The DPO (Direct Preference Optimization) workflow is a systematic process designed to optimize models based on preference signals. The entire workflow consists of the following key stages:

  1. SFT Model Deployment: Deploy the SFT (Supervised Fine-Tuning) model using llama.cpp and expose it via an API endpoint.
  2. DPO Data Synthesis: Generate training data tailored for DPO by leveraging the deployed SFT model.
  3. Model Training: Train the model using the synthesized DPO data with configurable hyperparameters.
  4. Merge Weights: Merge Adapter Weights with the Base Model.

This document provides a comprehensive guide to executing the DPO workflow, both automatically and manually.


Getting Started

Setup

Before executing the subsequent steps, please ensure that your API key and base URL are configured in lpm_kernel/L2/dpo/utils.py. Additionally, you need to manually fill in the global bio, including your interests, occupation, etc.

Automatically

To execute the DPO workflow automatically, follow these steps:

  1. Navigate to the project root directory in your terminal.
  2. Deploy your sft model by using llama.cpp.Before deploy the model, you should convert it into gguf format. Ensure the model is accessible via an API endpoint on port 8080.
    # Example command to run the SFT model with llama.cpp
    ./llama.cpp/build/llama_server --model /path/to/sft_model --port 8080
  1. Run the following command in another terminal(also in the project root directory):
   bash lpm_kernel/L2/dpo/dpo_pipeline.sh
  1. Before execution, ensure the following prerequisites are met:
    • Verify that the personal model path is correctly configured in the script.
    • Confirm that the SFT training dataset is saved in the designated location.
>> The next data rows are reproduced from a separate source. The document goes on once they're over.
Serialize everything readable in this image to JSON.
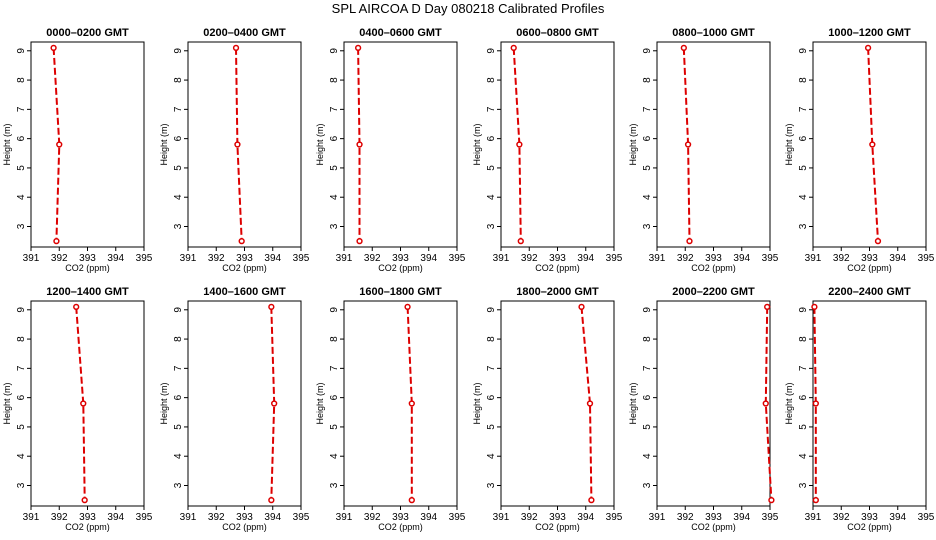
{
  "title": "SPL AIRCOA D  Day 080218  Calibrated Profiles",
  "chart_data": [
    {
      "type": "line",
      "title": "0000–0200 GMT",
      "xlabel": "CO2 (ppm)",
      "ylabel": "Height (m)",
      "xlim": [
        391,
        395
      ],
      "ylim": [
        2.3,
        9.3
      ],
      "x_ticks": [
        "391",
        "392",
        "393",
        "394",
        "395"
      ],
      "y_ticks": [
        "3",
        "4",
        "5",
        "6",
        "7",
        "8",
        "9"
      ],
      "series": [
        {
          "x": [
            391.8,
            392.0,
            391.9
          ],
          "y": [
            9.1,
            5.8,
            2.5
          ]
        }
      ]
    },
    {
      "type": "line",
      "title": "0200–0400 GMT",
      "xlabel": "CO2 (ppm)",
      "ylabel": "Height (m)",
      "xlim": [
        391,
        395
      ],
      "ylim": [
        2.3,
        9.3
      ],
      "x_ticks": [
        "391",
        "392",
        "393",
        "394",
        "395"
      ],
      "y_ticks": [
        "3",
        "4",
        "5",
        "6",
        "7",
        "8",
        "9"
      ],
      "series": [
        {
          "x": [
            392.7,
            392.75,
            392.9
          ],
          "y": [
            9.1,
            5.8,
            2.5
          ]
        }
      ]
    },
    {
      "type": "line",
      "title": "0400–0600 GMT",
      "xlabel": "CO2 (ppm)",
      "ylabel": "Height (m)",
      "xlim": [
        391,
        395
      ],
      "ylim": [
        2.3,
        9.3
      ],
      "x_ticks": [
        "391",
        "392",
        "393",
        "394",
        "395"
      ],
      "y_ticks": [
        "3",
        "4",
        "5",
        "6",
        "7",
        "8",
        "9"
      ],
      "series": [
        {
          "x": [
            391.5,
            391.55,
            391.55
          ],
          "y": [
            9.1,
            5.8,
            2.5
          ]
        }
      ]
    },
    {
      "type": "line",
      "title": "0600–0800 GMT",
      "xlabel": "CO2 (ppm)",
      "ylabel": "Height (m)",
      "xlim": [
        391,
        395
      ],
      "ylim": [
        2.3,
        9.3
      ],
      "x_ticks": [
        "391",
        "392",
        "393",
        "394",
        "395"
      ],
      "y_ticks": [
        "3",
        "4",
        "5",
        "6",
        "7",
        "8",
        "9"
      ],
      "series": [
        {
          "x": [
            391.45,
            391.65,
            391.7
          ],
          "y": [
            9.1,
            5.8,
            2.5
          ]
        }
      ]
    },
    {
      "type": "line",
      "title": "0800–1000 GMT",
      "xlabel": "CO2 (ppm)",
      "ylabel": "Height (m)",
      "xlim": [
        391,
        395
      ],
      "ylim": [
        2.3,
        9.3
      ],
      "x_ticks": [
        "391",
        "392",
        "393",
        "394",
        "395"
      ],
      "y_ticks": [
        "3",
        "4",
        "5",
        "6",
        "7",
        "8",
        "9"
      ],
      "series": [
        {
          "x": [
            391.95,
            392.1,
            392.15
          ],
          "y": [
            9.1,
            5.8,
            2.5
          ]
        }
      ]
    },
    {
      "type": "line",
      "title": "1000–1200 GMT",
      "xlabel": "CO2 (ppm)",
      "ylabel": "Height (m)",
      "xlim": [
        391,
        395
      ],
      "ylim": [
        2.3,
        9.3
      ],
      "x_ticks": [
        "391",
        "392",
        "393",
        "394",
        "395"
      ],
      "y_ticks": [
        "3",
        "4",
        "5",
        "6",
        "7",
        "8",
        "9"
      ],
      "series": [
        {
          "x": [
            392.95,
            393.1,
            393.3
          ],
          "y": [
            9.1,
            5.8,
            2.5
          ]
        }
      ]
    },
    {
      "type": "line",
      "title": "1200–1400 GMT",
      "xlabel": "CO2 (ppm)",
      "ylabel": "Height (m)",
      "xlim": [
        391,
        395
      ],
      "ylim": [
        2.3,
        9.3
      ],
      "x_ticks": [
        "391",
        "392",
        "393",
        "394",
        "395"
      ],
      "y_ticks": [
        "3",
        "4",
        "5",
        "6",
        "7",
        "8",
        "9"
      ],
      "series": [
        {
          "x": [
            392.6,
            392.85,
            392.9
          ],
          "y": [
            9.1,
            5.8,
            2.5
          ]
        }
      ]
    },
    {
      "type": "line",
      "title": "1400–1600 GMT",
      "xlabel": "CO2 (ppm)",
      "ylabel": "Height (m)",
      "xlim": [
        391,
        395
      ],
      "ylim": [
        2.3,
        9.3
      ],
      "x_ticks": [
        "391",
        "392",
        "393",
        "394",
        "395"
      ],
      "y_ticks": [
        "3",
        "4",
        "5",
        "6",
        "7",
        "8",
        "9"
      ],
      "series": [
        {
          "x": [
            393.95,
            394.05,
            393.95
          ],
          "y": [
            9.1,
            5.8,
            2.5
          ]
        }
      ]
    },
    {
      "type": "line",
      "title": "1600–1800 GMT",
      "xlabel": "CO2 (ppm)",
      "ylabel": "Height (m)",
      "xlim": [
        391,
        395
      ],
      "ylim": [
        2.3,
        9.3
      ],
      "x_ticks": [
        "391",
        "392",
        "393",
        "394",
        "395"
      ],
      "y_ticks": [
        "3",
        "4",
        "5",
        "6",
        "7",
        "8",
        "9"
      ],
      "series": [
        {
          "x": [
            393.25,
            393.4,
            393.4
          ],
          "y": [
            9.1,
            5.8,
            2.5
          ]
        }
      ]
    },
    {
      "type": "line",
      "title": "1800–2000 GMT",
      "xlabel": "CO2 (ppm)",
      "ylabel": "Height (m)",
      "xlim": [
        391,
        395
      ],
      "ylim": [
        2.3,
        9.3
      ],
      "x_ticks": [
        "391",
        "392",
        "393",
        "394",
        "395"
      ],
      "y_ticks": [
        "3",
        "4",
        "5",
        "6",
        "7",
        "8",
        "9"
      ],
      "series": [
        {
          "x": [
            393.85,
            394.15,
            394.2
          ],
          "y": [
            9.1,
            5.8,
            2.5
          ]
        }
      ]
    },
    {
      "type": "line",
      "title": "2000–2200 GMT",
      "xlabel": "CO2 (ppm)",
      "ylabel": "Height (m)",
      "xlim": [
        391,
        395
      ],
      "ylim": [
        2.3,
        9.3
      ],
      "x_ticks": [
        "391",
        "392",
        "393",
        "394",
        "395"
      ],
      "y_ticks": [
        "3",
        "4",
        "5",
        "6",
        "7",
        "8",
        "9"
      ],
      "series": [
        {
          "x": [
            394.9,
            394.85,
            395.05
          ],
          "y": [
            9.1,
            5.8,
            2.5
          ]
        }
      ]
    },
    {
      "type": "line",
      "title": "2200–2400 GMT",
      "xlabel": "CO2 (ppm)",
      "ylabel": "Height (m)",
      "xlim": [
        391,
        395
      ],
      "ylim": [
        2.3,
        9.3
      ],
      "x_ticks": [
        "391",
        "392",
        "393",
        "394",
        "395"
      ],
      "y_ticks": [
        "3",
        "4",
        "5",
        "6",
        "7",
        "8",
        "9"
      ],
      "series": [
        {
          "x": [
            391.05,
            391.1,
            391.1
          ],
          "y": [
            9.1,
            5.8,
            2.5
          ]
        }
      ]
    }
  ],
  "colors": {
    "series": "#dd0000",
    "axis": "#000000",
    "background": "#ffffff"
  }
}
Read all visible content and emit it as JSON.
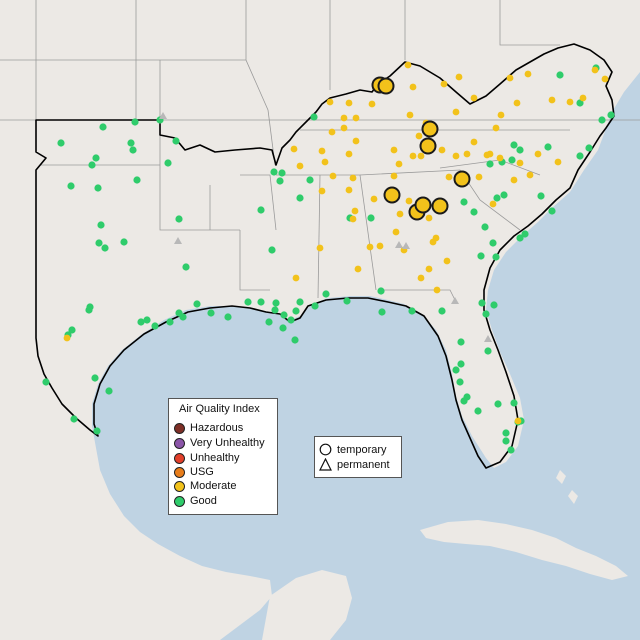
{
  "map": {
    "region": "Southeastern United States",
    "colors": {
      "ocean": "#bfd3e3",
      "land": "#ece9e5",
      "state_border": "#9a9a9a",
      "region_outline": "#000000"
    }
  },
  "legend": {
    "title": "Air Quality Index",
    "items": [
      {
        "label": "Hazardous",
        "color": "#7e2f26"
      },
      {
        "label": "Very Unhealthy",
        "color": "#8b55a8"
      },
      {
        "label": "Unhealthy",
        "color": "#e23f2a"
      },
      {
        "label": "USG",
        "color": "#e87d1a"
      },
      {
        "label": "Moderate",
        "color": "#f2c21b"
      },
      {
        "label": "Good",
        "color": "#2fcc6b"
      }
    ]
  },
  "shape_legend": {
    "items": [
      {
        "label": "temporary",
        "icon": "circle-outline-icon"
      },
      {
        "label": "permanent",
        "icon": "triangle-outline-icon"
      }
    ]
  }
}
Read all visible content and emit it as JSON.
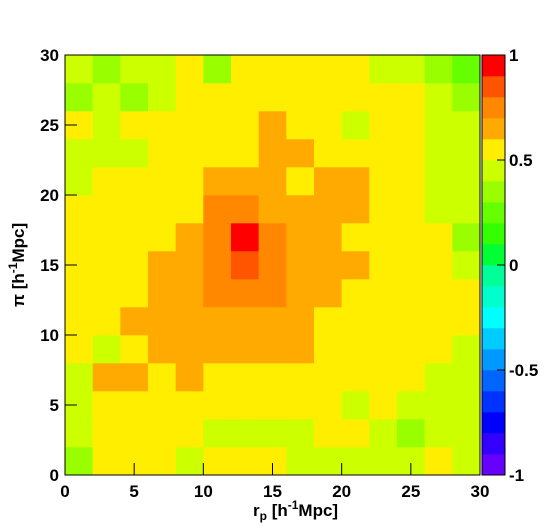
{
  "chart_data": {
    "type": "heatmap",
    "xlabel": [
      "r",
      "p",
      " [h",
      "-1",
      "Mpc]"
    ],
    "ylabel": [
      "π [h",
      "-1",
      "Mpc]"
    ],
    "xbins": [
      0,
      2,
      4,
      6,
      8,
      10,
      12,
      14,
      16,
      18,
      20,
      22,
      24,
      26,
      28,
      30
    ],
    "ybins": [
      0,
      2,
      4,
      6,
      8,
      10,
      12,
      14,
      16,
      18,
      20,
      22,
      24,
      26,
      28,
      30
    ],
    "xlim": [
      0,
      30
    ],
    "ylim": [
      0,
      30
    ],
    "xticks": [
      0,
      5,
      10,
      15,
      20,
      25,
      30
    ],
    "yticks": [
      0,
      5,
      10,
      15,
      20,
      25,
      30
    ],
    "zlim": [
      -1,
      1
    ],
    "zticks": [
      1,
      0.5,
      0,
      -0.5,
      -1
    ],
    "palette": [
      "#6600ff",
      "#3300ff",
      "#0000ff",
      "#0033ff",
      "#0066ff",
      "#0099ff",
      "#00ccff",
      "#00ffff",
      "#00ffcc",
      "#00ff99",
      "#00ff33",
      "#33ff00",
      "#66ff00",
      "#99ff00",
      "#ccff00",
      "#ffee00",
      "#ffaa00",
      "#ff8800",
      "#ff5500",
      "#ff0000"
    ],
    "z": [
      [
        0.35,
        0.55,
        0.55,
        0.55,
        0.45,
        0.55,
        0.55,
        0.55,
        0.45,
        0.45,
        0.45,
        0.45,
        0.45,
        0.55,
        0.42
      ],
      [
        0.45,
        0.55,
        0.55,
        0.55,
        0.55,
        0.48,
        0.48,
        0.48,
        0.48,
        0.5,
        0.52,
        0.45,
        0.38,
        0.4,
        0.45
      ],
      [
        0.45,
        0.55,
        0.55,
        0.55,
        0.55,
        0.55,
        0.55,
        0.55,
        0.55,
        0.52,
        0.4,
        0.55,
        0.45,
        0.42,
        0.4
      ],
      [
        0.45,
        0.65,
        0.65,
        0.55,
        0.65,
        0.55,
        0.55,
        0.55,
        0.55,
        0.55,
        0.55,
        0.55,
        0.52,
        0.45,
        0.45
      ],
      [
        0.55,
        0.45,
        0.55,
        0.65,
        0.65,
        0.65,
        0.65,
        0.65,
        0.65,
        0.55,
        0.55,
        0.55,
        0.55,
        0.52,
        0.45
      ],
      [
        0.55,
        0.55,
        0.65,
        0.65,
        0.65,
        0.65,
        0.65,
        0.65,
        0.65,
        0.55,
        0.55,
        0.55,
        0.55,
        0.55,
        0.52
      ],
      [
        0.58,
        0.55,
        0.55,
        0.65,
        0.65,
        0.75,
        0.75,
        0.75,
        0.65,
        0.65,
        0.55,
        0.55,
        0.55,
        0.55,
        0.5
      ],
      [
        0.55,
        0.55,
        0.55,
        0.65,
        0.65,
        0.75,
        0.85,
        0.75,
        0.65,
        0.65,
        0.65,
        0.55,
        0.55,
        0.55,
        0.45
      ],
      [
        0.55,
        0.55,
        0.55,
        0.55,
        0.65,
        0.75,
        0.95,
        0.75,
        0.65,
        0.65,
        0.55,
        0.55,
        0.55,
        0.5,
        0.35
      ],
      [
        0.55,
        0.55,
        0.56,
        0.52,
        0.55,
        0.75,
        0.75,
        0.65,
        0.65,
        0.65,
        0.65,
        0.55,
        0.55,
        0.45,
        0.45
      ],
      [
        0.45,
        0.52,
        0.55,
        0.55,
        0.55,
        0.65,
        0.65,
        0.65,
        0.55,
        0.65,
        0.65,
        0.55,
        0.55,
        0.45,
        0.45
      ],
      [
        0.42,
        0.42,
        0.45,
        0.55,
        0.55,
        0.56,
        0.57,
        0.65,
        0.65,
        0.56,
        0.55,
        0.55,
        0.55,
        0.45,
        0.45
      ],
      [
        0.55,
        0.45,
        0.55,
        0.55,
        0.55,
        0.56,
        0.57,
        0.65,
        0.55,
        0.55,
        0.45,
        0.55,
        0.55,
        0.45,
        0.42
      ],
      [
        0.33,
        0.44,
        0.3,
        0.42,
        0.55,
        0.56,
        0.57,
        0.56,
        0.55,
        0.54,
        0.53,
        0.52,
        0.51,
        0.42,
        0.38
      ],
      [
        0.42,
        0.32,
        0.42,
        0.42,
        0.55,
        0.38,
        0.55,
        0.55,
        0.55,
        0.55,
        0.52,
        0.45,
        0.45,
        0.35,
        0.22
      ]
    ]
  }
}
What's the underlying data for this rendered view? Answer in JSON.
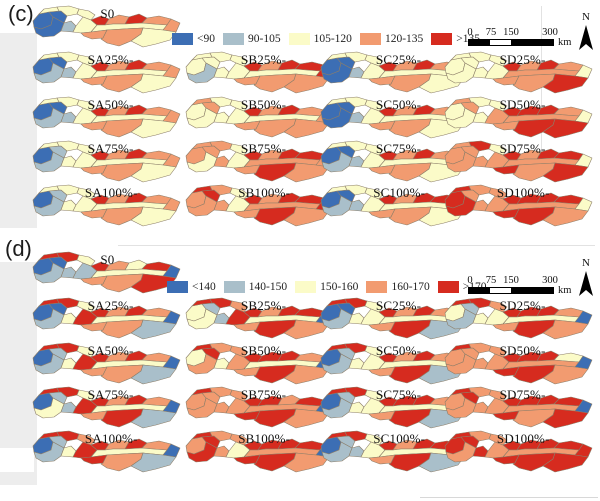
{
  "panels": [
    {
      "id": "c",
      "label": "(c)",
      "north_label": "N",
      "scalebar": {
        "ticks": [
          "0",
          "75",
          "150",
          "300"
        ],
        "unit": "km"
      },
      "legend": {
        "items": [
          {
            "label": "<90",
            "color": "#3c6eb4"
          },
          {
            "label": "90-105",
            "color": "#a9bfca"
          },
          {
            "label": "105-120",
            "color": "#fbfbc8"
          },
          {
            "label": "120-135",
            "color": "#f29b70"
          },
          {
            "label": ">135",
            "color": "#d62b1f"
          }
        ]
      },
      "maps": [
        {
          "label": "S0",
          "col": 0,
          "row": 0,
          "fills": [
            0,
            0,
            0,
            1,
            2,
            2,
            2,
            2,
            4,
            3,
            4,
            3,
            2,
            3,
            3,
            3,
            2
          ]
        },
        {
          "label": "SA25%-",
          "col": 0,
          "row": 1,
          "fills": [
            0,
            0,
            1,
            1,
            2,
            2,
            2,
            2,
            4,
            3,
            4,
            3,
            2,
            3,
            3,
            3,
            2
          ]
        },
        {
          "label": "SA50%-",
          "col": 0,
          "row": 2,
          "fills": [
            0,
            0,
            1,
            1,
            2,
            2,
            2,
            2,
            4,
            3,
            4,
            3,
            2,
            3,
            3,
            3,
            2
          ]
        },
        {
          "label": "SA75%-",
          "col": 0,
          "row": 3,
          "fills": [
            0,
            1,
            1,
            2,
            2,
            2,
            2,
            2,
            4,
            3,
            4,
            3,
            2,
            3,
            3,
            3,
            2
          ]
        },
        {
          "label": "SA100%-",
          "col": 0,
          "row": 4,
          "fills": [
            0,
            1,
            1,
            2,
            2,
            2,
            2,
            2,
            4,
            3,
            4,
            3,
            2,
            3,
            3,
            3,
            2
          ]
        },
        {
          "label": "SB25%-",
          "col": 1,
          "row": 1,
          "fills": [
            2,
            2,
            1,
            2,
            2,
            2,
            2,
            2,
            4,
            3,
            4,
            4,
            2,
            4,
            3,
            3,
            3
          ]
        },
        {
          "label": "SB50%-",
          "col": 1,
          "row": 2,
          "fills": [
            2,
            3,
            2,
            2,
            3,
            2,
            2,
            2,
            4,
            3,
            4,
            3,
            2,
            3,
            3,
            3,
            3
          ]
        },
        {
          "label": "SB75%-",
          "col": 1,
          "row": 3,
          "fills": [
            3,
            3,
            2,
            3,
            3,
            3,
            2,
            2,
            4,
            3,
            4,
            4,
            3,
            3,
            3,
            4,
            3
          ]
        },
        {
          "label": "SB100%-",
          "col": 1,
          "row": 4,
          "fills": [
            3,
            4,
            3,
            3,
            4,
            3,
            2,
            2,
            4,
            3,
            4,
            4,
            3,
            4,
            3,
            4,
            3
          ]
        },
        {
          "label": "SC25%-",
          "col": 2,
          "row": 1,
          "fills": [
            0,
            0,
            0,
            1,
            2,
            2,
            2,
            2,
            4,
            3,
            4,
            3,
            2,
            4,
            3,
            3,
            2
          ]
        },
        {
          "label": "SC50%-",
          "col": 2,
          "row": 2,
          "fills": [
            0,
            0,
            0,
            1,
            2,
            2,
            2,
            2,
            4,
            3,
            4,
            3,
            2,
            4,
            3,
            3,
            2
          ]
        },
        {
          "label": "SC75%-",
          "col": 2,
          "row": 3,
          "fills": [
            0,
            0,
            1,
            1,
            2,
            2,
            2,
            2,
            4,
            3,
            4,
            3,
            2,
            4,
            3,
            3,
            2
          ]
        },
        {
          "label": "SC100%-",
          "col": 2,
          "row": 4,
          "fills": [
            0,
            0,
            1,
            1,
            2,
            2,
            2,
            2,
            4,
            3,
            4,
            4,
            2,
            3,
            3,
            3,
            2
          ]
        },
        {
          "label": "SD25%-",
          "col": 3,
          "row": 1,
          "fills": [
            2,
            2,
            2,
            2,
            2,
            2,
            2,
            2,
            4,
            3,
            4,
            3,
            3,
            2,
            3,
            3,
            4
          ]
        },
        {
          "label": "SD50%-",
          "col": 3,
          "row": 2,
          "fills": [
            2,
            3,
            2,
            2,
            3,
            2,
            2,
            3,
            4,
            4,
            4,
            3,
            3,
            2,
            3,
            4,
            4
          ]
        },
        {
          "label": "SD75%-",
          "col": 3,
          "row": 3,
          "fills": [
            3,
            3,
            3,
            3,
            3,
            4,
            2,
            3,
            4,
            3,
            4,
            4,
            3,
            2,
            4,
            3,
            4
          ]
        },
        {
          "label": "SD100%-",
          "col": 3,
          "row": 4,
          "fills": [
            4,
            3,
            4,
            3,
            4,
            3,
            3,
            3,
            4,
            4,
            4,
            4,
            3,
            2,
            4,
            4,
            3
          ]
        }
      ]
    },
    {
      "id": "d",
      "label": "(d)",
      "north_label": "N",
      "scalebar": {
        "ticks": [
          "0",
          "75",
          "150",
          "300"
        ],
        "unit": "km"
      },
      "legend": {
        "items": [
          {
            "label": "<140",
            "color": "#3c6eb4"
          },
          {
            "label": "140-150",
            "color": "#a9bfca"
          },
          {
            "label": "150-160",
            "color": "#fbfbc8"
          },
          {
            "label": "160-170",
            "color": "#f29b70"
          },
          {
            "label": ">170",
            "color": "#d62b1f"
          }
        ]
      },
      "maps": [
        {
          "label": "S0",
          "col": 0,
          "row": 0,
          "fills": [
            0,
            0,
            1,
            1,
            4,
            4,
            2,
            1,
            4,
            3,
            2,
            4,
            2,
            0,
            3,
            3,
            4
          ]
        },
        {
          "label": "SA25%-",
          "col": 0,
          "row": 1,
          "fills": [
            0,
            0,
            1,
            2,
            4,
            4,
            2,
            4,
            4,
            3,
            4,
            3,
            2,
            0,
            3,
            3,
            1
          ]
        },
        {
          "label": "SA50%-",
          "col": 0,
          "row": 2,
          "fills": [
            0,
            1,
            1,
            2,
            4,
            4,
            2,
            4,
            4,
            3,
            4,
            3,
            2,
            0,
            3,
            3,
            1
          ]
        },
        {
          "label": "SA75%-",
          "col": 0,
          "row": 3,
          "fills": [
            0,
            1,
            2,
            1,
            4,
            4,
            2,
            4,
            4,
            3,
            4,
            3,
            2,
            0,
            3,
            4,
            1
          ]
        },
        {
          "label": "SA100%-",
          "col": 0,
          "row": 4,
          "fills": [
            0,
            1,
            1,
            2,
            4,
            4,
            3,
            4,
            4,
            3,
            4,
            3,
            2,
            0,
            4,
            3,
            1
          ]
        },
        {
          "label": "SB25%-",
          "col": 1,
          "row": 1,
          "fills": [
            2,
            1,
            2,
            1,
            4,
            4,
            3,
            4,
            4,
            3,
            4,
            4,
            2,
            0,
            3,
            4,
            3
          ]
        },
        {
          "label": "SB50%-",
          "col": 1,
          "row": 2,
          "fills": [
            2,
            4,
            3,
            2,
            4,
            3,
            3,
            3,
            4,
            4,
            4,
            3,
            2,
            0,
            3,
            4,
            3
          ]
        },
        {
          "label": "SB75%-",
          "col": 1,
          "row": 3,
          "fills": [
            3,
            3,
            3,
            3,
            4,
            3,
            3,
            3,
            4,
            4,
            3,
            4,
            3,
            0,
            4,
            4,
            3
          ]
        },
        {
          "label": "SB100%-",
          "col": 1,
          "row": 4,
          "fills": [
            3,
            4,
            4,
            3,
            4,
            3,
            3,
            2,
            4,
            4,
            4,
            4,
            3,
            0,
            4,
            4,
            3
          ]
        },
        {
          "label": "SC25%-",
          "col": 2,
          "row": 1,
          "fills": [
            0,
            0,
            1,
            2,
            4,
            4,
            2,
            2,
            4,
            3,
            4,
            3,
            2,
            0,
            3,
            4,
            1
          ]
        },
        {
          "label": "SC50%-",
          "col": 2,
          "row": 2,
          "fills": [
            0,
            1,
            1,
            2,
            4,
            4,
            2,
            2,
            4,
            3,
            4,
            3,
            2,
            0,
            3,
            4,
            1
          ]
        },
        {
          "label": "SC75%-",
          "col": 2,
          "row": 3,
          "fills": [
            0,
            1,
            1,
            2,
            4,
            4,
            2,
            2,
            4,
            4,
            4,
            3,
            2,
            0,
            3,
            4,
            1
          ]
        },
        {
          "label": "SC100%-",
          "col": 2,
          "row": 4,
          "fills": [
            0,
            1,
            1,
            1,
            4,
            4,
            2,
            2,
            4,
            3,
            4,
            4,
            2,
            0,
            3,
            4,
            1
          ]
        },
        {
          "label": "SD25%-",
          "col": 3,
          "row": 1,
          "fills": [
            2,
            1,
            1,
            2,
            4,
            4,
            3,
            2,
            4,
            4,
            4,
            3,
            2,
            0,
            3,
            4,
            3
          ]
        },
        {
          "label": "SD50%-",
          "col": 3,
          "row": 2,
          "fills": [
            3,
            3,
            3,
            3,
            4,
            3,
            3,
            3,
            4,
            4,
            4,
            2,
            3,
            0,
            4,
            4,
            3
          ]
        },
        {
          "label": "SD75%-",
          "col": 3,
          "row": 3,
          "fills": [
            3,
            4,
            3,
            3,
            4,
            3,
            3,
            3,
            4,
            4,
            4,
            4,
            3,
            0,
            4,
            3,
            4
          ]
        },
        {
          "label": "SD100%-",
          "col": 3,
          "row": 4,
          "fills": [
            4,
            4,
            3,
            4,
            4,
            3,
            3,
            3,
            4,
            4,
            4,
            4,
            3,
            4,
            4,
            4,
            4
          ]
        }
      ]
    }
  ]
}
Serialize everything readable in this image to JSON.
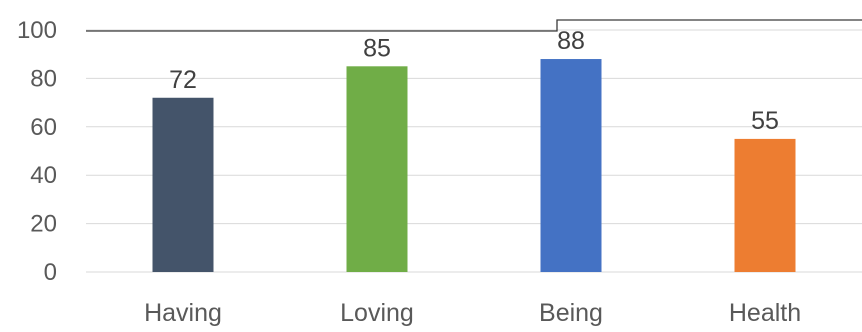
{
  "chart_data": {
    "type": "bar",
    "categories": [
      "Having",
      "Loving",
      "Being",
      "Health"
    ],
    "values": [
      72,
      85,
      88,
      55
    ],
    "colors": [
      "#44546a",
      "#70ad47",
      "#4472c4",
      "#ed7d31"
    ],
    "ylim": [
      0,
      100
    ],
    "yticks": [
      "0",
      "20",
      "40",
      "60",
      "80",
      "100"
    ],
    "data_labels": [
      "72",
      "85",
      "88",
      "55"
    ],
    "grid": true,
    "legend": "none"
  }
}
This script encapsulates all the necessary steps for the DPO workflow, streamlining the process for users.

Manually

For users who prefer granular control, the DPO workflow can be executed step-by-step as follows:

Step 1: Deploy SFT Model

Before synthesizing DPO training data, deploy the SFT model using llama.cpp. Before deploy the model, you should convert it into gguf format. Ensure the model is accessible via an API endpoint on port 8080.

# Example command to run the SFT model with llama.cpp
./llama.cpp/build/llama_server --model /path/to/sft_model --port 8080

Step 2: Synthesize DPO Data

Once the SFT model is deployed, proceed to generate DPO training data.

python lpm_kernel/L2/dpo/dpo_data.py

This script synthesizes the required data for DPO training.

Step 3: Train the Model

After completing the data synthesis, train the model with the following command:

python lpm_kernel/L2/dpo/dpo_train.py \
    --num_train_epochs 2 \
    --learning_rate 5e-6 \
    --lora_r 32 \
    --lora_alpha 64 \
    --batch_size 4

This command initiates the training process with specified hyperparameters. Adjust these parameters as needed for optimal results.

Step 4: Merge the Weights

After training, merge the adapter weights with the base model using the following command(If you use Lora to dpo):

python lpm_kernel/L2/merge_lora_weights.py \
--base_model_path "resources/model/output/merged_model" \
--lora_adapter_path "resources/model/output/dpo_model/adapter" \
--output_model_path "resources/model/output/dpo_model/merged_model"

But if you do not use lora, you can skip this step.

Additional Notes

  • For manual execution, ensure each step is completed successfully before proceeding to the next.
  • Refer to the respective script documentation for additional configuration options and troubleshooting tips.

Feel free to expand upon this framework with specific details pertinent to your use case.